Samedi 24 Février 2018

Biens culturels mal acquis : le casse-tête de la restitution

Biens culturels mal acquis : le casse-tête de la restitution
(Le Point 04/01/18)

Ces dernières années, les demandes de restitution d'œuvres conservées dans les musées européens et acquises irrégulièrement et souvent dans le cadre des conquêtes coloniales se sont multipliées. On se souvient des cinq stèles pharaoniques réclamées à la France par l'Égypte, tout comme du buste de la reine Néfertiti demandé à l'Allemagne. Plus de deux cents ans depuis l'installation des frises du Parthénon au British Museum, la Grèce continue de réclamer l'œuvre à la Grande-Bretagne.

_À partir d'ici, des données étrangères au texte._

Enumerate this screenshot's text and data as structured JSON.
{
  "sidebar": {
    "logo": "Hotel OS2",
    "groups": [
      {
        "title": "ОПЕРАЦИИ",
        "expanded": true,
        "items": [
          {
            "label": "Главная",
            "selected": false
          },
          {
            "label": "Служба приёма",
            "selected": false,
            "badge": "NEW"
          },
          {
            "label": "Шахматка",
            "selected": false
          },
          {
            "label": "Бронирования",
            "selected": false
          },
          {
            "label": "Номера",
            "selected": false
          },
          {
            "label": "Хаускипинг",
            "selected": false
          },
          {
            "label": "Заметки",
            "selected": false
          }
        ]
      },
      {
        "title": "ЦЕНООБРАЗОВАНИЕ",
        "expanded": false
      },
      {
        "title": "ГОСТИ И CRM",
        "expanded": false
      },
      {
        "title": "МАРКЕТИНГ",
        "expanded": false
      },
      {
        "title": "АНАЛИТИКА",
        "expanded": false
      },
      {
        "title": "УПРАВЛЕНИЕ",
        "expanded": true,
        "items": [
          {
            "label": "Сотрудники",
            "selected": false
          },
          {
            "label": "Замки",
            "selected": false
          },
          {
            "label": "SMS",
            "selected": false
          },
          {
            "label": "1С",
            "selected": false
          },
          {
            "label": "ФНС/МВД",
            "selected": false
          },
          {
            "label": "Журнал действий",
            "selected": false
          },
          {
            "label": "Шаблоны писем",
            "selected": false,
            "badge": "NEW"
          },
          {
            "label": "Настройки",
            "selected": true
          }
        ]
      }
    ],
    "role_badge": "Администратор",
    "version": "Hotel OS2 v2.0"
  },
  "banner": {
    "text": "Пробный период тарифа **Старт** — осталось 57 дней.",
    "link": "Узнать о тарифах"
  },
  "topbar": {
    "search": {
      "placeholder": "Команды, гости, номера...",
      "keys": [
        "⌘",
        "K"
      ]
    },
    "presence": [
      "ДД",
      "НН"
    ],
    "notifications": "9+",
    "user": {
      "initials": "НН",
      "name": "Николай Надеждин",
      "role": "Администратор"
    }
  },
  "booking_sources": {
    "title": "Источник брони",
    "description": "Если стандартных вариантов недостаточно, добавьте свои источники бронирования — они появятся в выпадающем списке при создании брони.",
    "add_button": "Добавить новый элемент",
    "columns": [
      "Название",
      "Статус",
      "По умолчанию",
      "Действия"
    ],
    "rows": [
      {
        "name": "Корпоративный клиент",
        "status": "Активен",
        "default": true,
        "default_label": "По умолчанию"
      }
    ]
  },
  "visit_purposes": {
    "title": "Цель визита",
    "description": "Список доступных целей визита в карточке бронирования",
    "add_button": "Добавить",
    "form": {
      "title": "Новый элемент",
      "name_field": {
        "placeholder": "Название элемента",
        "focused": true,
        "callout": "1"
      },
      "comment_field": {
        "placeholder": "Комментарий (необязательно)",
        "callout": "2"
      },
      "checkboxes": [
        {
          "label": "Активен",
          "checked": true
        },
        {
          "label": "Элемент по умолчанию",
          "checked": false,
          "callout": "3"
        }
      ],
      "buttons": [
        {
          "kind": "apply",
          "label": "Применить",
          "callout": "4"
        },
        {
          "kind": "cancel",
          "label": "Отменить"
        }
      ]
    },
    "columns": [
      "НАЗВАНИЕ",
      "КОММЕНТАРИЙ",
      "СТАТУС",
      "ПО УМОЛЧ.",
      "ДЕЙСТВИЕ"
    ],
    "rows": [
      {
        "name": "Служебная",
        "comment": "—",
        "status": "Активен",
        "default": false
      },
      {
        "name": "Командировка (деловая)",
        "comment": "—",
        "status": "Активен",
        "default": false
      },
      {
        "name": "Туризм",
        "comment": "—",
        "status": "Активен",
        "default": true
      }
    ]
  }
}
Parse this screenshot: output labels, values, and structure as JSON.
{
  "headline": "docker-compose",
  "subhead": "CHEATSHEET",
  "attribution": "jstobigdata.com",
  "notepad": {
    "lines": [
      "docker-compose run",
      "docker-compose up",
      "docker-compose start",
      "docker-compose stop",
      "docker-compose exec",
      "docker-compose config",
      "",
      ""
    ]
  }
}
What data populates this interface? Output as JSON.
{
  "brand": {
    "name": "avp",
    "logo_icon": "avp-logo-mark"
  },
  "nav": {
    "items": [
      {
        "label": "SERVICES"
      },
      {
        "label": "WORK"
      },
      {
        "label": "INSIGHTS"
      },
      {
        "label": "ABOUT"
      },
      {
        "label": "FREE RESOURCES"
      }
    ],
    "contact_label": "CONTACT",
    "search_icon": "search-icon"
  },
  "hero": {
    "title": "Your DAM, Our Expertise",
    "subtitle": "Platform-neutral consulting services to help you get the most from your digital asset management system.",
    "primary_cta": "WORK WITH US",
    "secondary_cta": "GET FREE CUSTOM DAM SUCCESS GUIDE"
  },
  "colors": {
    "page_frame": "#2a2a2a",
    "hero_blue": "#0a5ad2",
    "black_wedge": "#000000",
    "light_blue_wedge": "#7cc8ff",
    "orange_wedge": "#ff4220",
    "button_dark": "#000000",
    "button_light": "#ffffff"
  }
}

Le dernier pays en date à s'inscrire dans cette démarche est le Bénin. Cette demande a fait des remous à tel point que, lors de son discours sur l'Afrique à Ouagadougou, Emmanuel Macron a promis de réunir d'ici cinq ans les conditions nécessaires pour la restitution temporaire ou définitive du patrimoine africain.

Les demandes de restitution poussent à se poser un certain nombre de questions : pourquoi les pays détenteurs tiennent-ils à conserver les objets d'art supposés mal acquis ? Pourquoi les pays demandeurs souhaitent-ils leur retour ? Qu'est-ce qui explique le déplacement des œuvres, phénomène ayant lieu depuis l'Antiquité ? Enfin, comment les objets d'art cristallisent-ils les enjeux politiques et identitaires ?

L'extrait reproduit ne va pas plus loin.